With an oversubscribed funding round, Impulse Space will be continuing its progress with its work in upcoming missions, such as LEO Express-1, a GEO refueling mission and the upcoming mission to Mars. Specifically, this funding will support the development of Impulse’s largest vehicle yet, called Helios. The Helios kick stage enables direct to Geostationary Equatorial Orbit missions, thus bypassing the need for a Geostationary Transfer Orbit.
“RTX Ventures invests in companies that we believe provide breakthrough technologies that disrupt aerospace, defense and commercial aviation sectors,” says President and Managing Director Daniel Ateya at RTX Ventures. “Our investment will help Impulse Space accelerate their growth and fuel innovation within the space economy.”
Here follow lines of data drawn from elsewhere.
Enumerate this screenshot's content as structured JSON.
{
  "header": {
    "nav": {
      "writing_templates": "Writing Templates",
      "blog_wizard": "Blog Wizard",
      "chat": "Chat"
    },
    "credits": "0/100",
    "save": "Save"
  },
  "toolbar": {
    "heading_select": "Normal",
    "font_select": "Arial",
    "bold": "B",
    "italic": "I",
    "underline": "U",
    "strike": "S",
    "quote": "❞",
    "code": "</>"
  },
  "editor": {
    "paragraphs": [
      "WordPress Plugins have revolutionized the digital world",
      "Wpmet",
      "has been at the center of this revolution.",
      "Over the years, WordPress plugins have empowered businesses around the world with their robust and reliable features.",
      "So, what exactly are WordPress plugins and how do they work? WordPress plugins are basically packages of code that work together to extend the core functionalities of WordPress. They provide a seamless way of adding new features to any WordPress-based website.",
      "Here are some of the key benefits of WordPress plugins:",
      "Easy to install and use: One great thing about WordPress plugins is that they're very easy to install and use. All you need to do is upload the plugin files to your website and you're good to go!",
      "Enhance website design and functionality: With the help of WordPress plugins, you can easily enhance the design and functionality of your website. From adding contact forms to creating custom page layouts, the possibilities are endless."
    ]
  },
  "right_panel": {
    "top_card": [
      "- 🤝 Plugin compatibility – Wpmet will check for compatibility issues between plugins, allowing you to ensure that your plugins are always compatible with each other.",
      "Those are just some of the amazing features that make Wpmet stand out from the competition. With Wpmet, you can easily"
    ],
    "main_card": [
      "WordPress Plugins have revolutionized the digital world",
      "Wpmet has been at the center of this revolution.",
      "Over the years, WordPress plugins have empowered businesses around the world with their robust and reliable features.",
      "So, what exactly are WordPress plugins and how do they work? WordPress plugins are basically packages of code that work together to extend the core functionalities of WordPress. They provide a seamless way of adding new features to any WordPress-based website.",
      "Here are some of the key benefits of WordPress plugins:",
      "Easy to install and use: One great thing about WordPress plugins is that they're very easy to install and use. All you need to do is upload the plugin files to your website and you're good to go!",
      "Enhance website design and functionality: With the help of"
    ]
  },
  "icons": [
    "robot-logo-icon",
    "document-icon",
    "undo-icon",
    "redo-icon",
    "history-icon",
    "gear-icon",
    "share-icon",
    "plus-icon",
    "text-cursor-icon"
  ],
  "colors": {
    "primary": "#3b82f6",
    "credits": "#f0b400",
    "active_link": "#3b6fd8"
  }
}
The Series A funding round also included other participant investors, such as Founders Fund, Lux Capital, Airbus Ventures and Space Capital.
About Impulse Space
Founded in 2021, Impulse Space is providing agile, economical space logistics services. With a near-term focus on Low Earth Orbit (LEO), services include in-space transportation to custom orbits, in-space payload hosting and space asset repositioning services including deorbiting. Long-term, Impulse will offer services for all classes of payloads to distant destinations such as Geostationary Equatorial Orbit (GEO), the Moon, and Mars. For more information, visit www.impulsespace.com.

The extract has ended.